Interval swimming for weight loss is no less effective than interval running. Swimming has the following advantages:
- the effect of massage, which reduces cellulite and skin tightening;
- additional elaboration of "deep" muscles responsible for posture and body volume;
- reducing the shock load on the joints;
- rehabilitation effect for kidneys, liver and gastrointestinal tract due to different distribution of forces in water.
However, judging by the reviews of ordinary users, Jogging is still more effective for weight loss. The thing is, most people ... can't swim fast. And the main "chip" fat burning, after all, is not in the air or in the water you are moving, and the speed with which the movement.

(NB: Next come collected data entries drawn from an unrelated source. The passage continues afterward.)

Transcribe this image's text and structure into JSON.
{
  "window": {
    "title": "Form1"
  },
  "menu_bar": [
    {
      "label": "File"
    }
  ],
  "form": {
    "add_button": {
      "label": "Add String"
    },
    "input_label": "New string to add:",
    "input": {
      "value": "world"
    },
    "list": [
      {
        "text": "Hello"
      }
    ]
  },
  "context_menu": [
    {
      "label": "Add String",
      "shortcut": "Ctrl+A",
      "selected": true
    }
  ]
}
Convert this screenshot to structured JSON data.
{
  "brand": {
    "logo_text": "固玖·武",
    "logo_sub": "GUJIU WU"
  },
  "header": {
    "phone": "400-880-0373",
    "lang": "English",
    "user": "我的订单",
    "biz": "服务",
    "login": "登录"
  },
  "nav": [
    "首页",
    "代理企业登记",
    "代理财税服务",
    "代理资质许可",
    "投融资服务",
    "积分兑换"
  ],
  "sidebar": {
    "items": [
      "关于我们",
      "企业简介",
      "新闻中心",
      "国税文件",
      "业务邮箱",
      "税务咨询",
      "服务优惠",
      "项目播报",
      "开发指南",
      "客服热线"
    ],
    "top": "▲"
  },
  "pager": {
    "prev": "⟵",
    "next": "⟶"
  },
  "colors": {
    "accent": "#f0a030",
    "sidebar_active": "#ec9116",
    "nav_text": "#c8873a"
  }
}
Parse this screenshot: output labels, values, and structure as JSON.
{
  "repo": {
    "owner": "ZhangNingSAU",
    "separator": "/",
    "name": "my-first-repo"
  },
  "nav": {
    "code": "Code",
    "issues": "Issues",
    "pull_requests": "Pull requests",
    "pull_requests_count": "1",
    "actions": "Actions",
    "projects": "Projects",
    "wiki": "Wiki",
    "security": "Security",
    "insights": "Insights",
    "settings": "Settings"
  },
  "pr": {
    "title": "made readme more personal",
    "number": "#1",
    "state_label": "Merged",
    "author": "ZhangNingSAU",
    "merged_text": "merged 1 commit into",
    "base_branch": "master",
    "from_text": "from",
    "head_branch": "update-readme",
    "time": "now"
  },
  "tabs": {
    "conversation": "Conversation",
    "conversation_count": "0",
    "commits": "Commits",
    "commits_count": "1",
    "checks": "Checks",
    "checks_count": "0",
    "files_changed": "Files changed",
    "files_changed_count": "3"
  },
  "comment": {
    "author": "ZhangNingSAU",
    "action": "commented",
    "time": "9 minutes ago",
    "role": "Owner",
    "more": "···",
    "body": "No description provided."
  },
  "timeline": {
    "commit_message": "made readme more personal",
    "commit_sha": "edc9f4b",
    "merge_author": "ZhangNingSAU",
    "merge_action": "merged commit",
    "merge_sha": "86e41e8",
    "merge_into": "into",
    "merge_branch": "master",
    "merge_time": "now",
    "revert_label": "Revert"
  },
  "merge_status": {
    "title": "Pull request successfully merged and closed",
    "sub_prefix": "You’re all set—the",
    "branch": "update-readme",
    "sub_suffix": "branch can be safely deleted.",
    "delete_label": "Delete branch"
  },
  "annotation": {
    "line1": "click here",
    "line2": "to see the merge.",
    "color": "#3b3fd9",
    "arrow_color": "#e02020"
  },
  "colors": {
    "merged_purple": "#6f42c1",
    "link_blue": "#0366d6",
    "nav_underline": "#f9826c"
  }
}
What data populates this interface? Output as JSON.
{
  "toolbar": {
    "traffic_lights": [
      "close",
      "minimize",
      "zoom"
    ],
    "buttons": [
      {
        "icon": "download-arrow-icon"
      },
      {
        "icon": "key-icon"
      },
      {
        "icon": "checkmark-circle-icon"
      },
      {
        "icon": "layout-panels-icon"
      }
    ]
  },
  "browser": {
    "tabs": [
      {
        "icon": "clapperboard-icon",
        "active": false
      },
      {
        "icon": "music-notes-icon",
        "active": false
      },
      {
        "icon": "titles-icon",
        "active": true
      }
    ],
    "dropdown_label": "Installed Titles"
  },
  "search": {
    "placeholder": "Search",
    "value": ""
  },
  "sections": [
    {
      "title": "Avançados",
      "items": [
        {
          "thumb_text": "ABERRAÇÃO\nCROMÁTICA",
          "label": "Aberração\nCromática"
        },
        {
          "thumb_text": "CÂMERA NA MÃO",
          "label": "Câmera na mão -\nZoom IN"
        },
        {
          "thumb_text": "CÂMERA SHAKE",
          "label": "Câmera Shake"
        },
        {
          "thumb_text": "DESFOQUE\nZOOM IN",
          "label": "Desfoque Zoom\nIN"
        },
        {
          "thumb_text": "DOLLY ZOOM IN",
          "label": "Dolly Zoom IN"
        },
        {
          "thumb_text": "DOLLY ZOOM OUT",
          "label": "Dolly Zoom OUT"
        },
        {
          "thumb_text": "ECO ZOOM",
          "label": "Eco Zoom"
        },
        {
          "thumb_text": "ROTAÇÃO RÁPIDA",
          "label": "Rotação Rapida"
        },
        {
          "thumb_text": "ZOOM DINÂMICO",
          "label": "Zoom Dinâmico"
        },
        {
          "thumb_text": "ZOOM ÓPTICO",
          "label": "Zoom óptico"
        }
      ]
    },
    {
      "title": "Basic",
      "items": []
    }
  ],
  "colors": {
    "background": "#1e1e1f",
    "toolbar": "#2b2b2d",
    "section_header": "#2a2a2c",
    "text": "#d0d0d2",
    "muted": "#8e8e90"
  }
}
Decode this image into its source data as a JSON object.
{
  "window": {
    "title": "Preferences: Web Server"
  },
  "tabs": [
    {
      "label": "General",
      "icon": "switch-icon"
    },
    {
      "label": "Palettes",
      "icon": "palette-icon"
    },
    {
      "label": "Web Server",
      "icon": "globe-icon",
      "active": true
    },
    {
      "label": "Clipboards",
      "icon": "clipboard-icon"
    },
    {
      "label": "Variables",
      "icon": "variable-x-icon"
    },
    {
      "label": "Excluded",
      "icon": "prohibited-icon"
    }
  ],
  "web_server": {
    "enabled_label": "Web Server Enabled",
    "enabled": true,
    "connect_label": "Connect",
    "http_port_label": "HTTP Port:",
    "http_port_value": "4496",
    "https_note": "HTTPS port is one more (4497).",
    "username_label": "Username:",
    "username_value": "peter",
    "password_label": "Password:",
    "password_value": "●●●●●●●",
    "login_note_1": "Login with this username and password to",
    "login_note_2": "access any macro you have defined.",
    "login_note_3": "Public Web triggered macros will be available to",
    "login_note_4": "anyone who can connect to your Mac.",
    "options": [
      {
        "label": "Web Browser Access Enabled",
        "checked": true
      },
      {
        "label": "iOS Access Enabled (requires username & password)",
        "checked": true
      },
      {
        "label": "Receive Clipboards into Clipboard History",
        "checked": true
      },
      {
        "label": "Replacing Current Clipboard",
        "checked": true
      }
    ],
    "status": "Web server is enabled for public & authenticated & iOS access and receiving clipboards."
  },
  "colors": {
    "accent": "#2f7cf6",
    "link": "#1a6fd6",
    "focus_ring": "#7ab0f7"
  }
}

If by swimming you mean hanging on the side or sluggish fingering limbs, a special sense of such exercises, of course, do not have to wait. However, if the choice is between swimming and lying on the couch, swimming is definitely worth it.
But sports swimming, especially the alternation of sprints at maximum effort and a relaxing swim-intensive styles of the type of crawl and breaststroke may compete with running in terms of calories burned. In addition, swimming better involves the muscles of the back and middle of the body, and significantly improves the figure of the "Apple", building a beautiful line of shoulders and waist.
The Only thing you should not compare running with is strength training in the gym, weight lifting and classes on system TABATA. The principle of "work" of power lessons is completely different – they accelerate the metabolism of a person at rest, increase calorie consumption when you rest, and give beautiful shape to the muscles.
And running to lose weight burns calories, improves heart function, makes you more resilient, and helps you recover from strength training. So choose, as usual, have to your taste, and remember that only a reasonable combination of different types of fitness will lead you to slimness and health.